The first is the size of the mountains. It is
claimed that they are very great and this was the
opinion of Columbus, who discovered them. He
had also another theory, asserting that the terrestrial
paradise was situated on the top of the mountains
visible from Paria and Boca de la Sierpe. He
ended by convincing himself that this was a fact.
If these mountains are so immense, they must contain
extensive and gigantic reservoirs.
If such be the case, how are these reservoirs supplied
with water? Is it true, as many people think,
that all fresh waters flow from the sea into the land,
where they are forced by the terrible power of the
waves into subterranean passages of the earth, just
as we see it pour forth from those same channels to
flow again into the ocean?
This may well be the explanation of the phenomenon,
since, if the reports of the natives be true, nowhere
else will two seas, separated by such a small extent
of land, ever be found. On the one side a vast
ocean extends towards the setting sun; on the other
lies an ocean towards the rising sun; and the latter
is just as large as the former, for it is believed
that it mingles with the Indian Ocean. If this
theory be true, the continent, bounded by such an extent
of water, must necessarily absorb immense quantities,
and after taking it up, must send it forth into the
sea in the form of rivers. If we deny that the
continent absorbs the excess of water from the ocean,
and admit that all springs derive their supply from
the rainfall which filters drop by drop into mountain
reservoirs, we do so, bowing rather to the superior
authority of those who hold this opinion, than because
our reason grasps this theory.
I share the view that the clouds are converted into
water, which is absorbed into the mountain caverns,
for I have seen with my own eyes in Spain, rain falling
drop by drop incessantly into caverns from whence
brooks flowed down the mountainside, watering the olive
orchards, vineyards and gardens of all kinds.

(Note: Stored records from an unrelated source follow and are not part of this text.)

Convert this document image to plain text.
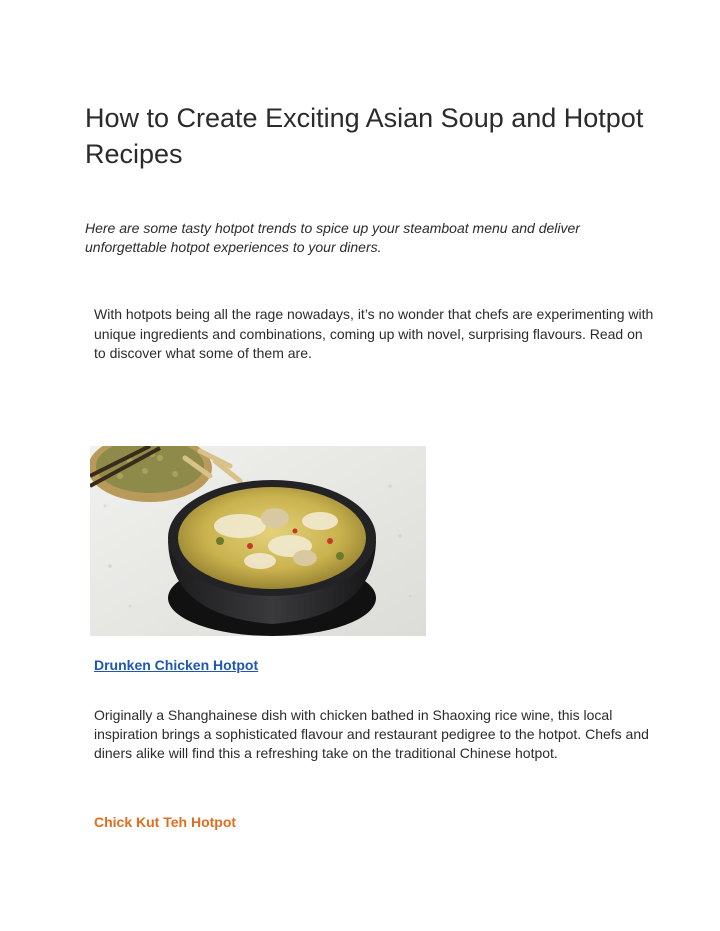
How to Create Exciting Asian Soup and Hotpot Recipes

Here are some tasty hotpot trends to spice up your steamboat menu and deliver unforgettable hotpot experiences to your diners.

With hotpots being all the rage nowadays, it’s no wonder that chefs are experimenting with unique ingredients and combinations, coming up with novel, surprising flavours. Read on to discover what some of them are.

Drunken Chicken Hotpot

Originally a Shanghainese dish with chicken bathed in Shaoxing rice wine, this local inspiration brings a sophisticated flavour and restaurant pedigree to the hotpot. Chefs and diners alike will find this a refreshing take on the traditional Chinese hotpot.

Chick Kut Teh Hotpot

The most illustrious Cardinal Ludovico of Aragon,
who is so devotedly attached to you, and two Italian
bishops, one of Boviano, Silvio Pandono, and the other,
an Archbishop whose own name and that of his diocese
I am unable to recollect, will bear me witness.
We were together at Granada when it was captured from
the Moors, and to divert ourselves we used to go to
some wooded hills, whence a murmuring rivulet flowed
across the plain. While our most illustrious
Ludovico went bird-hunting with his bow along its
banks, the two bishops and I formed a plan to ascend
the hill to discover the source of the brook, for
we were not very far from the top of the mountain.
Taking up our soutanes, therefore, and following the
river-bed, we found a cavern incessantly supplied by
dropping water. From this cavern, the water formed
by these drops trickled into an artificial reservoir
in the rocks at the bottom where the rivulet formed.